Testemunhas referem que o tio de Tyengelela já era alguém, com duas mulheres bem tratadas e com muito sucesso. O seu sustento e da sua prole provinha de várias manadas e do campo de cultivo. Um dia desses, Tyengelela faltou à lavoura para encontrar-se com Ndombole, rebento dum outro camponês, não tão rico como o seu tio.

Faz dezasseis meses que um maldito raio caiu numa das casas da sanzala e matou Joaquim Kambonde, tornando o jovem Tyengelela num herdeiro abastado, pela razão do falecido ser seu tio. Sob sua responsabilidade estavam mais de 300 cabeças de gado bovino e dezenas de caprinos, suínos, galinhas, patos e pombas.A sua primeira relação, aos 22 anos de idade, não teve pernas para andar. A menina Ndipulya, 17 anos, teve duas situações desconfortáveis com os familiares de Joaquim Kambonde. Não chegou a ter filhos e, como se não bastasse, era tida como uma mulher preguiçosa.

Por isso, só quando completou 27 anos de idade, e por ter perdido o dinâmico e conselheiro tio Joaquim Kambonde, Tyengelela teve uma nova relação, que também serviu para amenizar a sua dor persistente e o vazio que existia no convívio familiar.

Completam o cenário, o facto do falecido ter deixado duas noivas, sendo uma novinha e outra já com certa idade. A mais nova optou por abandonar a sanzala e retornar à sua família, localizada nos arredores do município de Cacula e tentar uma nova sorte.

 
Filhos nas cidades

Francisco Tyengelela, hoje com 63 anos de idade, vive com 11 netos com idades inferiores a 12 anos. Os filhos habitam todos em zonas urbanas. A maioria prossegue os estudos, mas outros já têm a vida feita, sendo alguns professores, militares e seguranças privados, enquanto outros trabalham por conta própria.

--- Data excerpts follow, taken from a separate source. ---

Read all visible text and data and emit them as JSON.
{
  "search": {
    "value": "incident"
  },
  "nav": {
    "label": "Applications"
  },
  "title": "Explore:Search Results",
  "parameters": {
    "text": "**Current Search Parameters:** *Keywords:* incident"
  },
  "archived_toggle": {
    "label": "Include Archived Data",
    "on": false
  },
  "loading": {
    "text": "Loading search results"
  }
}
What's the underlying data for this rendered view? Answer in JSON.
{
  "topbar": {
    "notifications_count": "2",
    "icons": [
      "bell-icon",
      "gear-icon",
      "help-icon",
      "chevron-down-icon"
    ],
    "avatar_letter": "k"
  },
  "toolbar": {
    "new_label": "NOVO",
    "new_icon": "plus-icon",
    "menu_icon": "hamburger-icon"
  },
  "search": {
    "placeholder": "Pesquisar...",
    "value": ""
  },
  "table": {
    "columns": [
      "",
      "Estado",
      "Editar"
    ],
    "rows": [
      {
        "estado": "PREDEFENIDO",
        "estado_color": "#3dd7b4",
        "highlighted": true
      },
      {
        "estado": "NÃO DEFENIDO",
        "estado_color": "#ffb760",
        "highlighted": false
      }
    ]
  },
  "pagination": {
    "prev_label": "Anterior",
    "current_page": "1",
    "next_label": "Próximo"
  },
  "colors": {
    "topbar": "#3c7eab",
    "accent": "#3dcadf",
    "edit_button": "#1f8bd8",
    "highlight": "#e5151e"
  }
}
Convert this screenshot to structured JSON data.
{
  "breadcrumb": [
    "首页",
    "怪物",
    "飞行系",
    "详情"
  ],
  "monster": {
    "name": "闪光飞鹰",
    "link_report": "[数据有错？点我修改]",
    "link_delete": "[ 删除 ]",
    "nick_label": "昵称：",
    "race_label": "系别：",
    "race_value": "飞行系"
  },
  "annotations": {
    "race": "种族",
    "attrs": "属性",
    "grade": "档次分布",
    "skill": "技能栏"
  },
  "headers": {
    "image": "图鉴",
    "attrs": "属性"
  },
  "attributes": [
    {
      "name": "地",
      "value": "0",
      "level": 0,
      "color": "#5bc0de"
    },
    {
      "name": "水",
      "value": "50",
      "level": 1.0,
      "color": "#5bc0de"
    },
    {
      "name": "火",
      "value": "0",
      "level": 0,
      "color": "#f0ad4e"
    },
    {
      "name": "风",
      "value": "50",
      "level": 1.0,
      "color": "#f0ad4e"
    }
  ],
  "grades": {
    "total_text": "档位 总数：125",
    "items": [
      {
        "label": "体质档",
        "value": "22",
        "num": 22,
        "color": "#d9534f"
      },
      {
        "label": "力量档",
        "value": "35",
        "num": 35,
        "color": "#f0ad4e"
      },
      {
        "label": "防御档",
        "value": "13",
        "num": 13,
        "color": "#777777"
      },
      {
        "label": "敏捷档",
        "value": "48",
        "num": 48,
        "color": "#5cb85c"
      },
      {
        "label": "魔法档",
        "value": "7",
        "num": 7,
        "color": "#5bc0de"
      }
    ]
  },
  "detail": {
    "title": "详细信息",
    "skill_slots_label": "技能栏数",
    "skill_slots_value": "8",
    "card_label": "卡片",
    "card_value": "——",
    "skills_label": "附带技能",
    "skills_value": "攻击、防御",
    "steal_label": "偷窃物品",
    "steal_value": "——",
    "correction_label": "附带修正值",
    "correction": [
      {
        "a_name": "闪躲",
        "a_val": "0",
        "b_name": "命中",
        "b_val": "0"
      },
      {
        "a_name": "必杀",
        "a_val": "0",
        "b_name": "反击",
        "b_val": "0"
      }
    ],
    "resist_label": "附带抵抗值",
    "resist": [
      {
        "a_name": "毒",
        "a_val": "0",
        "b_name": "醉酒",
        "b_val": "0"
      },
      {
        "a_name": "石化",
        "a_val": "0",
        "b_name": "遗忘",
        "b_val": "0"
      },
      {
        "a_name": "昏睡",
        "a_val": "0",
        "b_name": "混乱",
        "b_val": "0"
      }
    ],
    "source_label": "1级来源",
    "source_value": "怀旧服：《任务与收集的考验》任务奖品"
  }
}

Tyengelela dá agora o seu máximo para reproduzir a renda familiar, agora com três mulheres, das quais a mais nova é a Nankali, rapariga muito fina, alegre e trabalhadora. Na verdade ela também teve os seus desaires. É mãe de dois filhos cujo pai, negociante de gado bovino e caprino, há sete anos que nunca mais deu sinal.

O casamento tradicional foi com pompa e circunstância. A cerimónia durou seis dias. Convidados de vários kimbos marcaram presença. A seca, pese embora seja um mal de que enfermam determinadas localidades das províncias da Huíla, Namibe e Cunene, facilitou a vida de Tyengelela, que soma,  actualmente, três mulheres e 28 filhos. Está feliz e prefere respeitar os valores culturais da poligamia no grupo etnolinguístico Nkhanka-Nkhumbi. Segundo ele, "o importante é dar boa vida a todas as mulheres e filhos”.

 
Tyvangulula arranja mais uma esposa

As cinco pessoas eram poucas para cuidar do rebanho. Por exemplo, os porcos dão mais trabalho para alimentá-los e cuidar da limpeza das pocilgas, principalmente na época seca. Nihova pediu a Tyivangulula para arranjar mais uma mulher com vista a auxiliar nos trabalhos domésticos.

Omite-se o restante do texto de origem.